Latest Coronavirus - Yikes

Normally I would agree with you.

Somehow, this guy was arguing the model due to its architecture wasn’t deterministic. I need to understand that. On the same computer, do I get a different answer every run? Was that intentional?

Or is it a compiling issue on different machines? If so, how did it compile on Ferguson’s lab’s computers.

The simplest explanation that comes to mind is that there are seeded processes running in the model, where the seed must be specified to reproduce the results.
 
So what you're saying is that the number of deaths from covid-19 is insignificant in the long term? Just trying to dumb your doctor speak down a little.

No - but I guess if you define long-term long enough they are insignificant - for example compared to normal deaths over even a year. But I don’t think that’s a worthwhile argument to make.

AllVol was essentially suggesting that many of the COVID deaths that have occurred in the last few months are deaths that would have happened anyway over the next 3-6 months (and thus those deaths were essentially pulled forward and the result is that 3-6 months from now we’ll see lower deaths than normal).

I understand what he’s getting at and agree it’s an interesting line of thought.
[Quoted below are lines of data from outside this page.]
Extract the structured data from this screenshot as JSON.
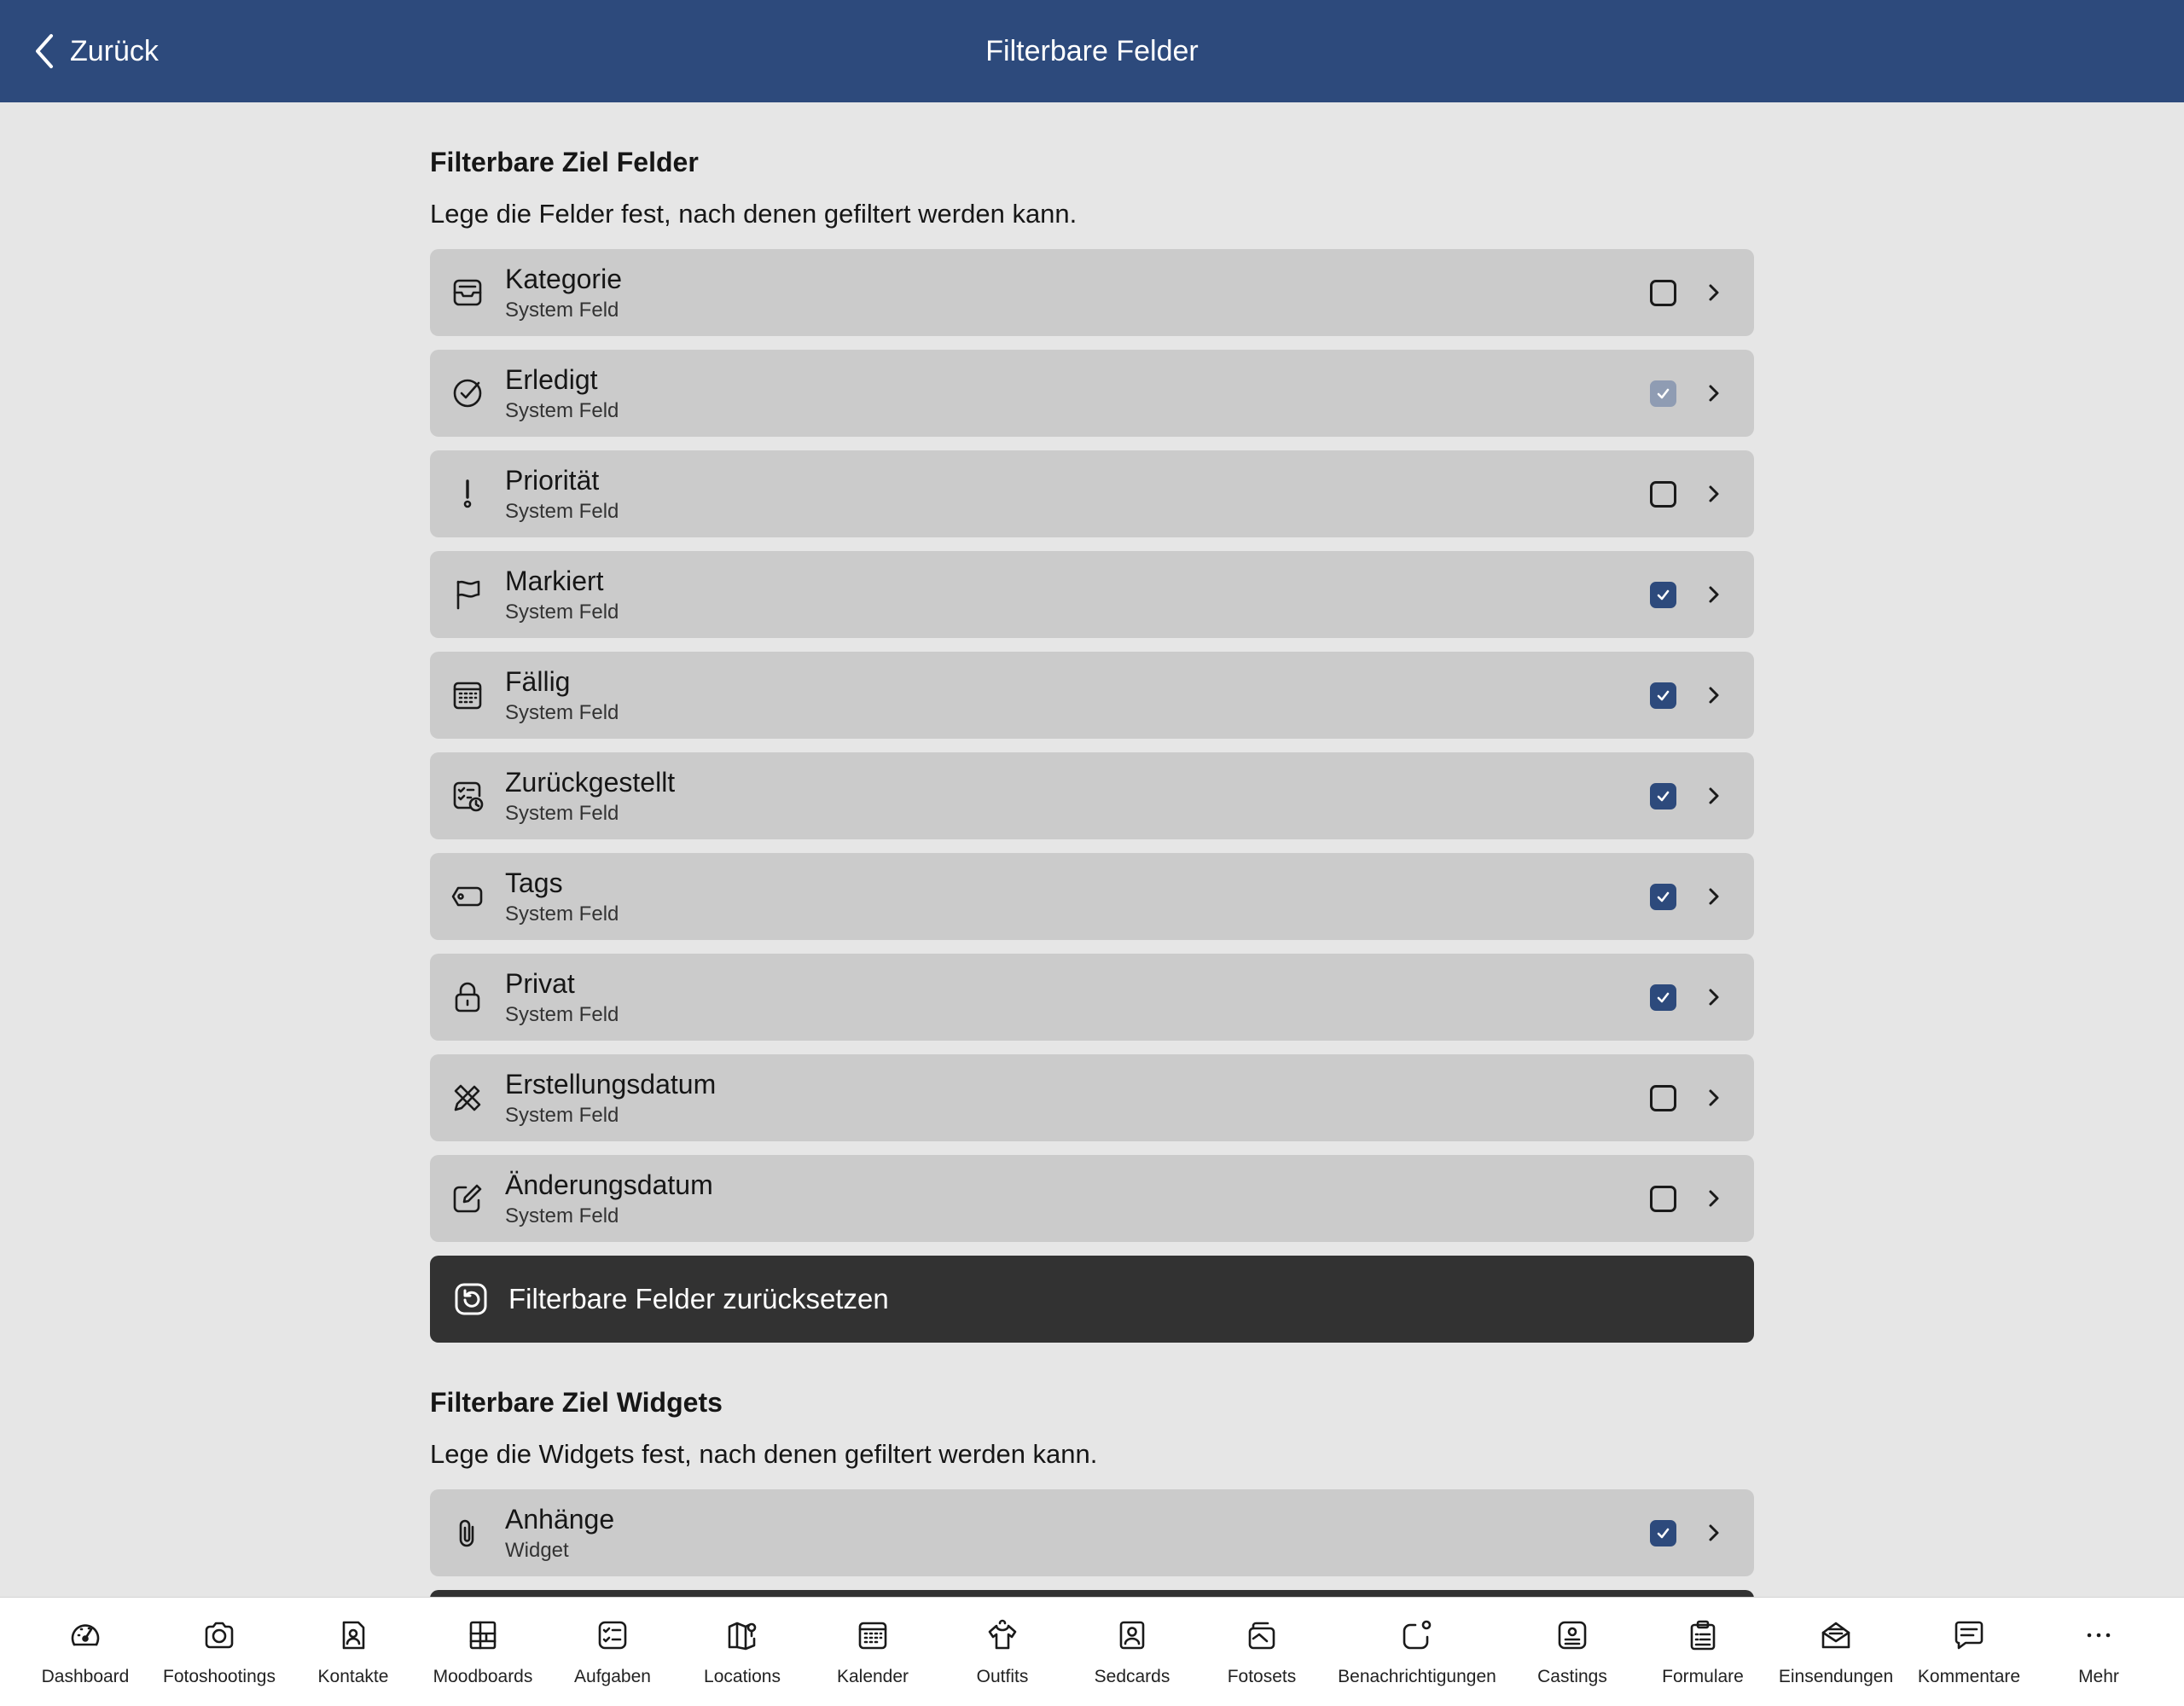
{
  "header": {
    "back_label": "Zurück",
    "title": "Filterbare Felder"
  },
  "fields_section": {
    "title": "Filterbare Ziel Felder",
    "description": "Lege die Felder fest, nach denen gefiltert werden kann.",
    "items": [
      {
        "label": "Kategorie",
        "subtitle": "System Feld",
        "icon": "tray-icon",
        "checked": false,
        "disabled": false
      },
      {
        "label": "Erledigt",
        "subtitle": "System Feld",
        "icon": "check-circle-icon",
        "checked": true,
        "disabled": true
      },
      {
        "label": "Priorität",
        "subtitle": "System Feld",
        "icon": "exclamation-icon",
        "checked": false,
        "disabled": false
      },
      {
        "label": "Markiert",
        "subtitle": "System Feld",
        "icon": "flag-icon",
        "checked": true,
        "disabled": false
      },
      {
        "label": "Fällig",
        "subtitle": "System Feld",
        "icon": "calendar-icon",
        "checked": true,
        "disabled": false
      },
      {
        "label": "Zurückgestellt",
        "subtitle": "System Feld",
        "icon": "checklist-clock-icon",
        "checked": true,
        "disabled": false
      },
      {
        "label": "Tags",
        "subtitle": "System Feld",
        "icon": "tag-icon",
        "checked": true,
        "disabled": false
      },
      {
        "label": "Privat",
        "subtitle": "System Feld",
        "icon": "lock-icon",
        "checked": true,
        "disabled": false
      },
      {
        "label": "Erstellungsdatum",
        "subtitle": "System Feld",
        "icon": "pencil-ruler-icon",
        "checked": false,
        "disabled": false
      },
      {
        "label": "Änderungsdatum",
        "subtitle": "System Feld",
        "icon": "edit-icon",
        "checked": false,
        "disabled": false
      }
    ],
    "reset_label": "Filterbare Felder zurücksetzen"
  },
  "widgets_section": {
    "title": "Filterbare Ziel Widgets",
    "description": "Lege die Widgets fest, nach denen gefiltert werden kann.",
    "items": [
      {
        "label": "Anhänge",
        "subtitle": "Widget",
        "icon": "paperclip-icon",
        "checked": true,
        "disabled": false
      }
    ]
  },
  "tabbar": [
    {
      "label": "Dashboard",
      "icon": "gauge-icon"
    },
    {
      "label": "Fotoshootings",
      "icon": "camera-icon"
    },
    {
      "label": "Kontakte",
      "icon": "contact-icon"
    },
    {
      "label": "Moodboards",
      "icon": "moodboard-icon"
    },
    {
      "label": "Aufgaben",
      "icon": "tasks-icon"
    },
    {
      "label": "Locations",
      "icon": "map-icon"
    },
    {
      "label": "Kalender",
      "icon": "calendar-icon"
    },
    {
      "label": "Outfits",
      "icon": "shirt-icon"
    },
    {
      "label": "Sedcards",
      "icon": "sedcard-icon"
    },
    {
      "label": "Fotosets",
      "icon": "photosets-icon"
    },
    {
      "label": "Benachrichtigungen",
      "icon": "notification-icon"
    },
    {
      "label": "Castings",
      "icon": "casting-icon"
    },
    {
      "label": "Formulare",
      "icon": "clipboard-icon"
    },
    {
      "label": "Einsendungen",
      "icon": "mail-open-icon"
    },
    {
      "label": "Kommentare",
      "icon": "comment-icon"
    },
    {
      "label": "Mehr",
      "icon": "more-icon"
    }
  ],
  "colors": {
    "accent": "#2d4a7c",
    "background": "#e6e6e6",
    "row": "#cbcbcb",
    "reset_button": "#323232",
    "checkbox_disabled": "#8f9cb3"
  }
}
In summary: We’ll watch deaths / month going forward and if deaths become consistently lower than normal that will suggest AllVol’s point was right.

In more detail:
My point was in order to know if they were pulled forward, it would need to be limited to the next 3-6 months. Because if the argument is instead - “well those deaths would have occurred in the next few years anyway” - then that gets very difficult to measure. There are about 50k deaths a month. Let’s say half the COVID deaths were ones that would have occurred within the year anyway. That’s 44k. And there are 6 months left. That’s 7k a month or so fewer deaths we should be seeing a month for the rest of the year than we normally see. That is likely detectable over baseline noise. But if that jumps to the deaths would have happened in the next 12 months, well you cut that excess down to 3-4K a month, which is harder to see over normal month to month noise (but even that number I think you’d see in the data). As the period you think those deaths were pulled forward from gets longer, the harder it is to see the result in the data.
 
He is not the one posting tweet after tweet from Clay Travis, and calling him "the voice of reason".
As far as I can tell Travis is only making a few obvious points:
1.) With more testing comes more positive tests
2.) More testing positive is showing this virus is causing lower and lower death and hospitalization rates
3.) Based on this trend this virus isn’t anything to really worry about if you are under 60 and in good health.
4.) Based on this what we have done has been beyond stupid

Which of the above do you dispute?
 
That still seems intentional, no?

I would think so. The most common use is for randomly generated numbers. I have also worked with some algorithms that make use of them to generate random starting points in a matrix or random selection of observations in a dataset.
 
https://thetexan.news/pharmacy-boar...xychloroquine-prescriptions-reversing-course/


Dr. Ivette Lozano, who has been in medical practice for over 20 years, was shocked to learn in March that she would be required to share her patient’s diagnosis with the pharmacist before prescriptions for hydroxychloroquine and azithromycin would be dispensed.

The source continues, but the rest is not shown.